X. Souvenirs en route

La route descendait à l’approche de la Marne. Après quelques cen­taines de mètres, Nathalie et Ste­fan arrivèrent sur le pont éponyme de la som­bre petite ville. Le courant qui pas­sait sous leurs pieds appor­tait encore plus de froid, le déposant et l’empilant aux rivages. Une légère brume, presque imper­cep­ti­ble, flot­tait sur l’eau, mon­tait le long des piliers en les envelop­pant, se hissant jusqu’au niveau de la chaussée. Elle cou­vrit leurs man­teaux et leurs vis­ages de gout­telettes micro­scopiques. Au milieu de la riv­ière, une île, embrassée par la nuit liqué­fiée. Le froid et la neige l’avaient comme pétri­fiée, et la nappe blanche dont la neige l’avait recou­verte fai­sait, par con­traste, ressor­tir mieux encore le noir des flots. L’eau coulait en silence, mais du clapo­tis de ses vaguelettes berçant les joncs et les herbes des bor­ds, se dégageait un mur­mure qui rem­plis­sait leurs oreilles des plaisirs de l’oubli qu’on trou­verait enseveli dans ses fonds vaseux.
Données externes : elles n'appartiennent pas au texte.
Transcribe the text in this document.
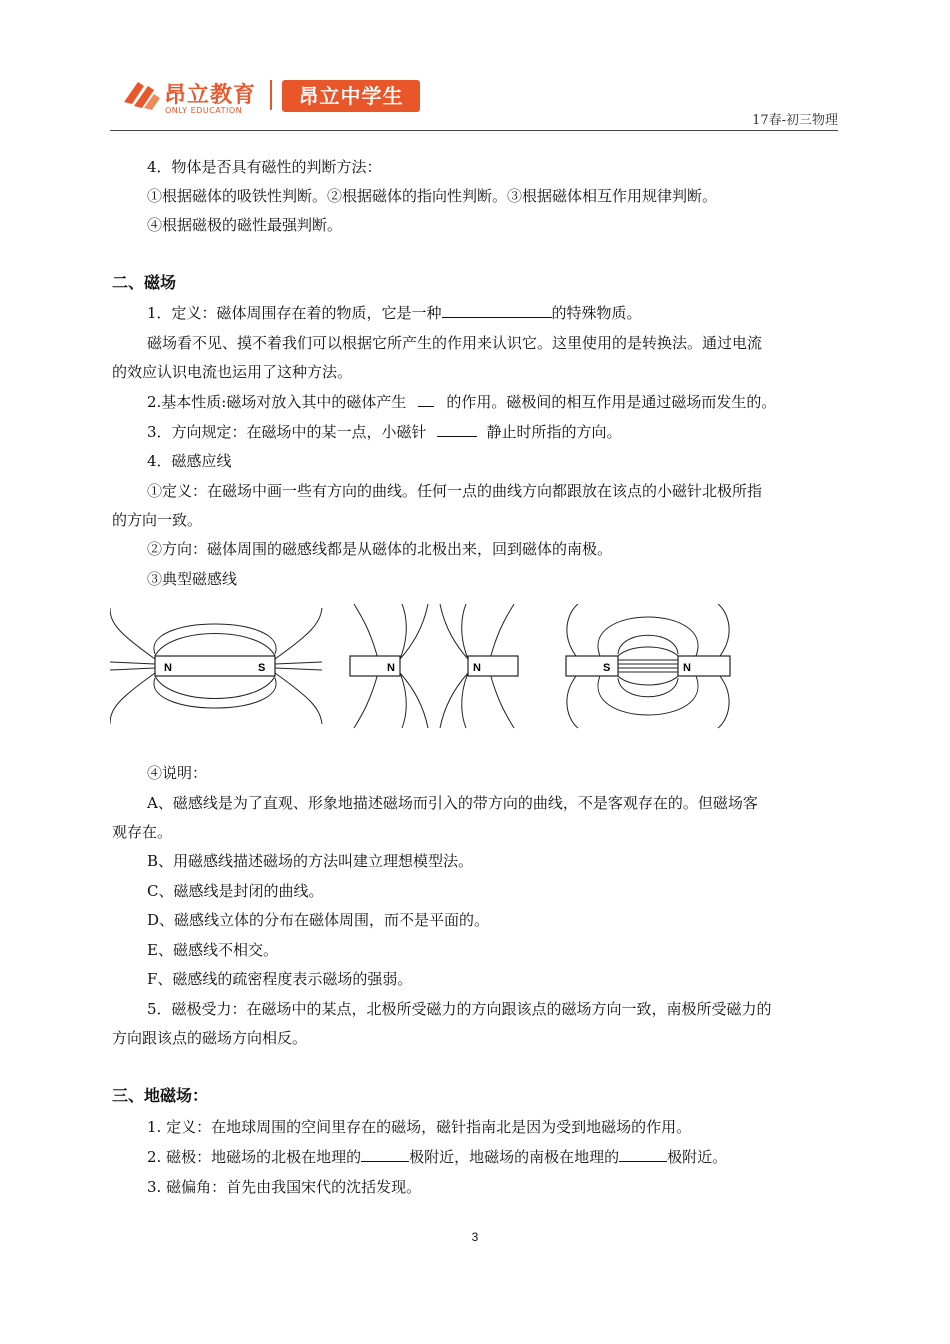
昂立教育
ONLY EDUCATION
昂立中学生
17春-初三物理
4．物体是否具有磁性的判断方法：
①根据磁体的吸铁性判断。②根据磁体的指向性判断。③根据磁体相互作用规律判断。
④根据磁极的磁性最强判断。
二、磁场
1．定义：磁体周围存在着的物质，它是一种	的特殊物质。
磁场看不见、摸不着我们可以根据它所产生的作用来认识它。这里使用的是转换法。通过电流
的效应认识电流也运用了这种方法。
2.基本性质:磁场对放入其中的磁体产生	的作用。磁极间的相互作用是通过磁场而发生的。
3．方向规定：在磁场中的某一点，小磁针	静止时所指的方向。
4．磁感应线
①定义：在磁场中画一些有方向的曲线。任何一点的曲线方向都跟放在该点的小磁针北极所指
的方向一致。
②方向：磁体周围的磁感线都是从磁体的北极出来，回到磁体的南极。
③典型磁感线
N	S	N	N	S	N
④说明：
A、磁感线是为了直观、形象地描述磁场而引入的带方向的曲线，不是客观存在的。但磁场客
观存在。
B、用磁感线描述磁场的方法叫建立理想模型法。
C、磁感线是封闭的曲线。
D、磁感线立体的分布在磁体周围，而不是平面的。
E、磁感线不相交。
F、磁感线的疏密程度表示磁场的强弱。
5．磁极受力：在磁场中的某点，北极所受磁力的方向跟该点的磁场方向一致，南极所受磁力的
方向跟该点的磁场方向相反。
三、地磁场：
1. 定义：在地球周围的空间里存在的磁场，磁针指南北是因为受到地磁场的作用。
2. 磁极：地磁场的北极在地理的	极附近，地磁场的南极在地理的	极附近。
3. 磁偏角：首先由我国宋代的沈括发现。
3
Nathalie s’arrêta pour regarder couler la riv­ière. Elle suiv­it son cours en amont, et soudain, sa mémoire lui appor­ta des mots char­riés par un autre courant qui la reli­ait au passé : « Je viendrai avec toi à PARIS ». Un tex­to, rien que cette phrase, sim­ple promesse faite après un dia­logue par SMS où ils s’étaient imag­inés dans une rue hiver­nale, en train de boire du vin chaud, et de se promen­er main dans la main dans des parcs enneigés. Une ren­con­tre à Paris, Ste­fan l’avait pro­posée il y avait déjà quelques mois. Une ville à mi-chemin entre eux, facile­ment acces­si­ble par TGV. Et qui avait l’avantage de per­me­t­tre toutes sortes d’évasions si jamais la réal­ité ne tiendrait pas les promess­es du virtuel. Nathalie avait quelque peu hésité devant l’inconnu, devant la force entrap­erçue des sen­ti­ments de Ste­fan et les dif­fi­cultés qui se dres­saient énormes entre eux et l’avenir. « Imag­ine, je vole vers toi, dans une ville étrangère » – après tout, quel sorte de mec était-il ? Finale­ment, elle avait osé. Les dis­cus­sions via tex­to, tchat, mail ou au télé­phone l’avaient ras­surée sur son car­ac­tère. Ils ne seraient peut-être pas com­pat­i­bles en fin de compte, mais ce n’était pas un sale type quand-même. L’incompatibilité. Une bonne par­tie de ses doutes étaient pour­tant liés à ce mot-là. Elle ado­rait leurs échanges. Quand il appelait, un sourire se dessi­nait sur ses lèvres ; quand sa voix la cares­sait, le froid dans son dos la fai­sait trem­blot­er ; quand sa langue imag­i­naire tour­nait autour de ses mamel­ons, une chaleur visqueuse ruis­se­lait entre ses jambes. Elle ne voulait pas le per­dre, ce qui arriverait sans doute si tous les deux – ou pire : l’un des deux – se retrou­verait dés­abusé après une ren­con­tre. Mais la con­fi­ance l’avait rem­porté. La con­fi­ance en lui, bien sûr, mais celle, surtout, en eux, et en une réus­site pos­si­ble du cou­ple. Le « nous » était là, à portée de main, et la pru­dence exagérée n’était pas dans sa nature. Elle ne se priverait pas de toutes ses poten­tial­ités en cédant à la peur. Pourquoi est-ce qu’elle aurait quit­té son mari, si elle comp­tait s’enfermer entre qua­tre murs, avec sa fille, pour y végéter dans un virtuel éter­nelle­ment stérile ? Elle se tour­na vers Ste­fan, l’attira douce­ment vers elle, pen­cha sa tête, et lui appli­qua une suite de bais­ers sur les lèvres.

« Qu’est-ce que c’était que ça ? », deman­da-t-il, surpris.

– Je picore », répon­dit-elle, accom­pa­g­nant cette réplique d’un sourire et d’une pres­sion de sa main.

Ils se remirent en route, main dans la main, avançant lente­ment, en se racon­tant les détails de leurs voy­ages et de leurs journées respectifs.